At its most basic level, The Wire is a show about connections – whether seen or unseen – between people, neighborhoods, institutions, and places. Perhaps because of the visibility of surveillance equipment, the wiretap that the police use to monitor the Barksdale operation is the “wire” that is foregrounded in the show and subsequent discussions of it. There is, however, another material wire that receives considerable attention in the latter half of the first season: the extension cord that connects the abandoned row house in which Wallace lives to a utility pole. This wire suggests the multiple ways in which the institutions presented in the show are connected.
This electrical wire is first shown in episode five (“The Wire”). The scene begins with a shot of Brandon’s mutilated body atop an SUV and slowly pans upward, tracing an extension cord connecting a utility pole through the broken window of an abandoned row house and into Wallace’s makeshift bedroom. Professor Jagoda, in his essay “Wired,” argued that this wire serves as a tangible representation of the connection between Wallace and Brandon, a connection “otherwise obscured by the abstractions of computer data” that had recorded the events leading to Brandon’s murder (195). Besides representing interpersonal connections between human agents this wire also provides an understanding of the connections, or lack thereof, between Baltimore’s government and a segment of its citizens.

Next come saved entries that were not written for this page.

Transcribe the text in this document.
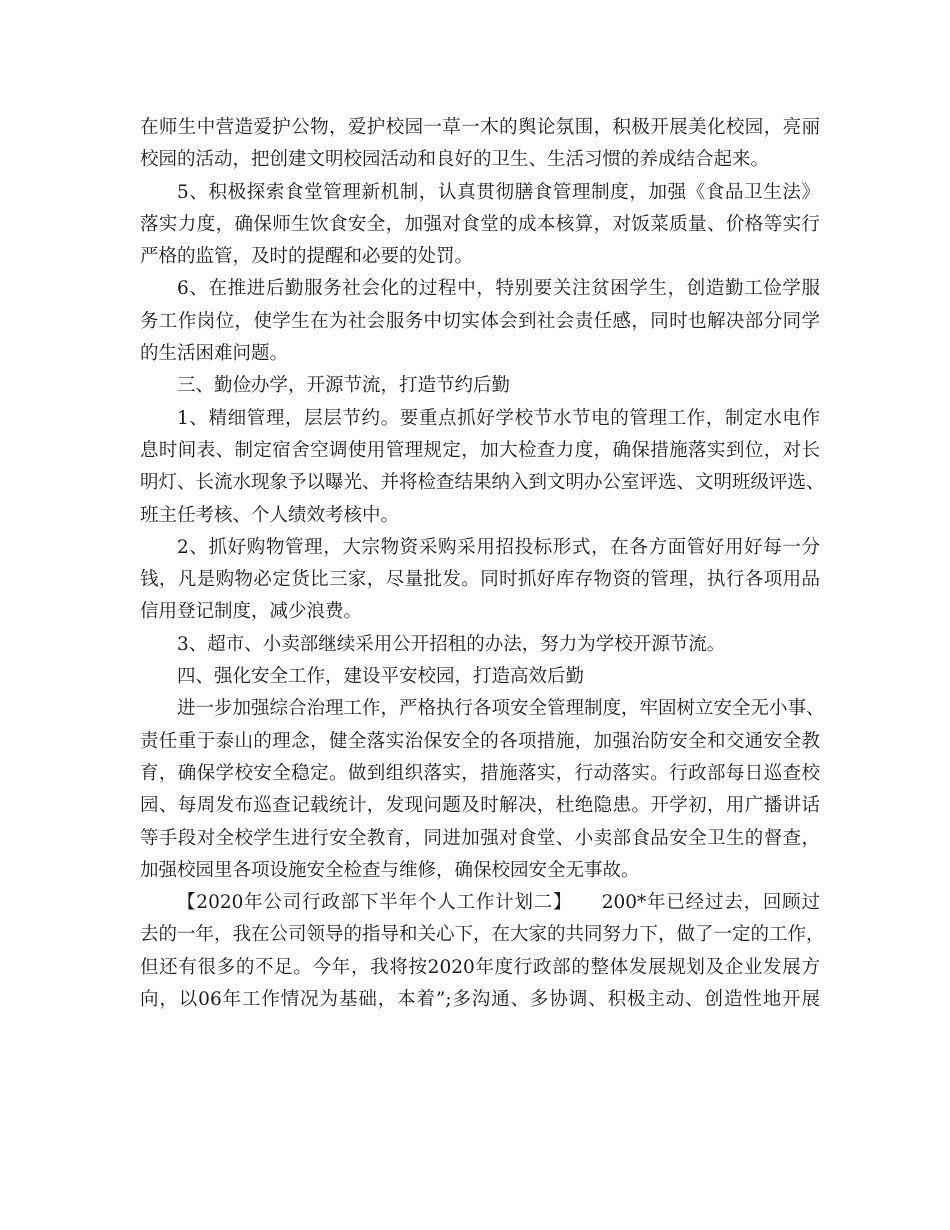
在师生中营造爱护公物，爱护校园一草一木的舆论氛围，积极开展美化校园，亮丽
校园的活动，把创建文明校园活动和良好的卫生、生活习惯的养成结合起来。
5、积极探索食堂管理新机制，认真贯彻膳食管理制度，加强《食品卫生法》
落实力度，确保师生饮食安全，加强对食堂的成本核算，对饭菜质量、价格等实行
严格的监管，及时的提醒和必要的处罚。
6、在推进后勤服务社会化的过程中，特别要关注贫困学生，创造勤工俭学服
务工作岗位，使学生在为社会服务中切实体会到社会责任感，同时也解决部分同学
的生活困难问题。
三、勤俭办学，开源节流，打造节约后勤
1、精细管理，层层节约。要重点抓好学校节水节电的管理工作，制定水电作
息时间表、制定宿舍空调使用管理规定，加大检查力度，确保措施落实到位，对长
明灯、长流水现象予以曝光、并将检查结果纳入到文明办公室评选、文明班级评选、
班主任考核、个人绩效考核中。
2、抓好购物管理，大宗物资采购采用招投标形式，在各方面管好用好每一分
钱，凡是购物必定货比三家，尽量批发。同时抓好库存物资的管理，执行各项用品
信用登记制度，减少浪费。
3、超市、小卖部继续采用公开招租的办法，努力为学校开源节流。
四、强化安全工作，建设平安校园，打造高效后勤
进一步加强综合治理工作，严格执行各项安全管理制度，牢固树立安全无小事、
责任重于泰山的理念，健全落实治保安全的各项措施，加强治防安全和交通安全教
育，确保学校安全稳定。做到组织落实，措施落实，行动落实。行政部每日巡查校
园、每周发布巡查记载统计，发现问题及时解决，杜绝隐患。开学初，用广播讲话
等手段对全校学生进行安全教育，同进加强对食堂、小卖部食品安全卫生的督查，
加强校园里各项设施安全检查与维修，确保校园安全无事故。
【2020年公司行政部下半年个人工作计划二】　　200*年已经过去，回顾过
去的一年，我在公司领导的指导和关心下，在大家的共同努力下，做了一定的工作，
但还有很多的不足。今年，我将按2020年度行政部的整体发展规划及企业发展方
向，以06年工作情况为基础，本着”;多沟通、多协调、积极主动、创造性地开展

While the power cord represents a connection between the drug world and the city’s infrastructure, there is something inherently dysfunctional about this relationship. Wallace is in some ways cheating the system by stealing power from the city’s electrical grid. The drug dealers similarly use public housing as sites for distributing illegal drugs, and public payphones to maintain their drug operation. This drug trade is sucking the life out of the community.

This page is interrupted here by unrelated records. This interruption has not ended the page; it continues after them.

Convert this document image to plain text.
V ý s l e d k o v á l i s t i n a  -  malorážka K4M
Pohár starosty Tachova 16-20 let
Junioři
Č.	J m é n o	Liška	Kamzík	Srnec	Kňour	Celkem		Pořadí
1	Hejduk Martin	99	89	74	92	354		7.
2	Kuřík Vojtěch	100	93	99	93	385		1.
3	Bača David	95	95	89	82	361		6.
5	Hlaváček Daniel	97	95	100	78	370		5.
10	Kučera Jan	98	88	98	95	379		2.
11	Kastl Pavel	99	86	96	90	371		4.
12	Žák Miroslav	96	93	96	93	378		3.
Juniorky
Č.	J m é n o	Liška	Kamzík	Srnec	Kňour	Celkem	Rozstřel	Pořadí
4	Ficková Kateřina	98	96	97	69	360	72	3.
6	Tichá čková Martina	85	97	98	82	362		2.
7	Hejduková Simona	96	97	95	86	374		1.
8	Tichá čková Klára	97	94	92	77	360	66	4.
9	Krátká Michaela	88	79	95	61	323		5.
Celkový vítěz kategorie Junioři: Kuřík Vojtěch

However, this power cord also suggests the city’s failure to maintain its promises to certain residents, especially young children. The scene following the introduction of this extension cord shows Wallace getting dressed and preparing younger hoppers for school. The city’s governing body has clearly failed to provide support for these abandoned or orphaned children. These children are present within the system (they clearly attend school) but are still ignored by its overseers. The sign on the abandoned row house’s door, which instructs people passing by to call the city if they suspect that an animal has been trapped, reinforces this notion. This is more fully explored in season four of the series. While Wallace and others like him are clearly connected to the city’s infrastructure, those who govern the city or are otherwise tasked with maintaining it are ignoring them. Subsequent appearances of the electrical cord, namely in episode eight after Wallace has begun using drugs and is seen sleeping by the broken window, in episode twelve when Wallace distributes dinner to young hoppers, and again in episode twelve when Bunk examines Wallace’s dead body, support this interpretation.

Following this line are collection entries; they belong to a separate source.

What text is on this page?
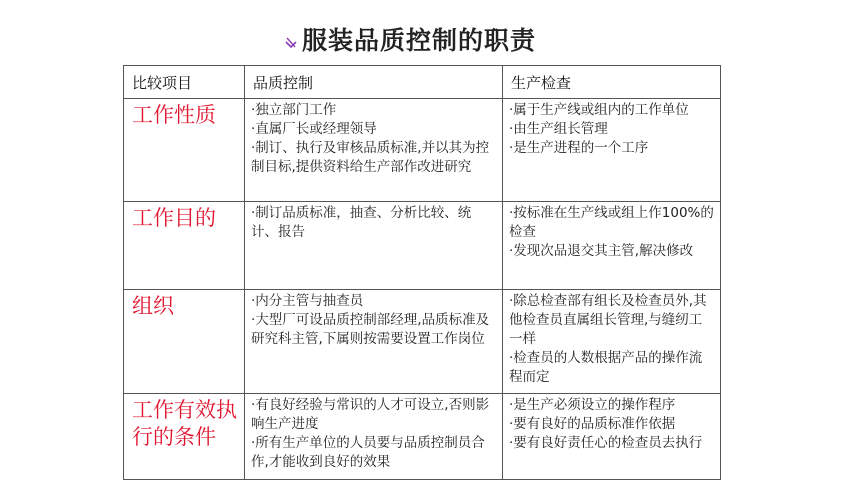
服装品质控制的职责
比较项目	品质控制	生产检查
工作性质	·独立部门工作
·直属厂长或经理领导
·制订、执行及审核品质标准,并以其为控制目标,提供资料给生产部作改进研究	·属于生产线或组内的工作单位
·由生产组长管理
·是生产进程的一个工序

工作目的	·制订品质标准，抽查、分析比较、统计、报告	·按标准在生产线或组上作100%的检查
·发现次品退交其主管,解决修改

组织	·内分主管与抽查员
·大型厂可设品质控制部经理,品质标准及研究科主管,下属则按需要设置工作岗位	·除总检查部有组长及检查员外,其他检查员直属组长管理,与缝纫工一样
·检查员的人数根据产品的操作流程而定

工作有效执行的条件	·有良好经验与常识的人才可设立,否则影响生产进度
·所有生产单位的人员要与品质控制员合作,才能收到良好的效果	·是生产必须设立的操作程序
·要有良好的品质标准作依据
·要有良好责任心的检查员去执行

The pervasiveness of this single extension cord, or wire, suggests how multilayered these connections are, and how they permeate many aspects of inner-city life. At another point in episode twelve, when McNulty and Daniels go to look for Wallace at the abandoned row house, they find nothing. McNulty remarks, “No extension cord, no juice boxes, no Wallace.” The absence of the extension cord, in this case, suggests the precariousness of these connections and how quickly they can shift.